Here’s a favorite recipe from camp that dates back to 2012, when our chef offered tips for Thanksgiving meals. They’re simple and delicious, and even junior campers tell us they make them at home! Make them once, and perhaps they’ll become a tradition in your family.
4 Cups All Purpose Flour
2 TBS sugar
1 tsp salt
3 TBS baking powder
1 Cup Butter, chilled (yes, I said butter, no substitutions)
1 Cup milk
• Sift together flour, sugar, salt, and baking powder.
• Cut butter into small cubes and either use your hands or a pastry cutter to cut the butter into the flour mix. (I use my hands because I can flatten the pieces of cold butter into discs, which helps the biscuits rise into layers as they bake) If you are using a pastry cutter, cut the butter into the flour mixture until it resembles small peas.
• Add milk and eggs and stir by hand until dough comes together.
• Form dough into a large mass and put it onto a floured surface.
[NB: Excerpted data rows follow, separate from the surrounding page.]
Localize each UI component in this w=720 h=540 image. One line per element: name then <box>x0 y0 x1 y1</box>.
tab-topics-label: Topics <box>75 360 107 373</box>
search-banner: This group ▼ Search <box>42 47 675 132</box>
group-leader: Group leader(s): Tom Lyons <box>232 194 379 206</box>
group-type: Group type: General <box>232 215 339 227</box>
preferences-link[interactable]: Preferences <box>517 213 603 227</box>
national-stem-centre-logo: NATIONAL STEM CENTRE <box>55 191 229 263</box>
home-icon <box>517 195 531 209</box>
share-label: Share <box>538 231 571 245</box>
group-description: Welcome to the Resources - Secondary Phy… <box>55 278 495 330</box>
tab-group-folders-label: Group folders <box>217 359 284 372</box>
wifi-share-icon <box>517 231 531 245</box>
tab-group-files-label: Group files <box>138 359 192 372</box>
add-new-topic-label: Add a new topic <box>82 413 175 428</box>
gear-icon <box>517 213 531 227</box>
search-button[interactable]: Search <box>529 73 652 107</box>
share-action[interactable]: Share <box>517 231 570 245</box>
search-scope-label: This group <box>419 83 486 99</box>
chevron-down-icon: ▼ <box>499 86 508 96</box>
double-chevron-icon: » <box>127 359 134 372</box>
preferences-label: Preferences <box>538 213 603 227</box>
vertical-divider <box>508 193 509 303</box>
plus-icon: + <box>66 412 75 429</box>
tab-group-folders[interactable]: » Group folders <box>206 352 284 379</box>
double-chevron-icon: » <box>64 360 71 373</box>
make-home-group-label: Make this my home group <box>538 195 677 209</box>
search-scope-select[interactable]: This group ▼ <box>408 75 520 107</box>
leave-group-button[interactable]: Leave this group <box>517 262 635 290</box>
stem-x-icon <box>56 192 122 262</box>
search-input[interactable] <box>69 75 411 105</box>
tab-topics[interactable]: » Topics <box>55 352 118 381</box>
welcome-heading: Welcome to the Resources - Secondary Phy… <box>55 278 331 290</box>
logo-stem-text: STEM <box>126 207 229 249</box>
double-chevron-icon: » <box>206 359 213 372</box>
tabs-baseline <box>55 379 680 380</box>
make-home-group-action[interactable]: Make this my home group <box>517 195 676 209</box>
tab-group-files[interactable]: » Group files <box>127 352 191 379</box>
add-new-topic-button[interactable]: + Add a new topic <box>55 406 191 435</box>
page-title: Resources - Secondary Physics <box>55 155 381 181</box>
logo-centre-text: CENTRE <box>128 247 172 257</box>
Gather it together and pat out with your hands. Do not knead this dough. The more you handle biscuit dough, the tougher the biscuits will become. Also, you do not want the bits of butter to soften or melt. Roll your dough into about a 1/4 inch thickness (about 1/2 inch for thicker biscuits) and cut. (For authenticity use a baking powder can with the ends cut out, but any round cutter will do.)
• Place the biscuits on an ungreased sheet pan. I like to keep a small amount of space between the biscuits to give them a bit of a crunch all the way around, but some people like to let the biscuits touch. It is totally a personal preference. If you do let the biscuits touch, allow for a little more bake time, just a couple of minutes should do it.
• Bake for about 12-15 minutes in a preheated 450 degree oven. Just let the biscuits turn a little golden.
• Serve warm with butter, jam, apple butter, molasses or maple syrup.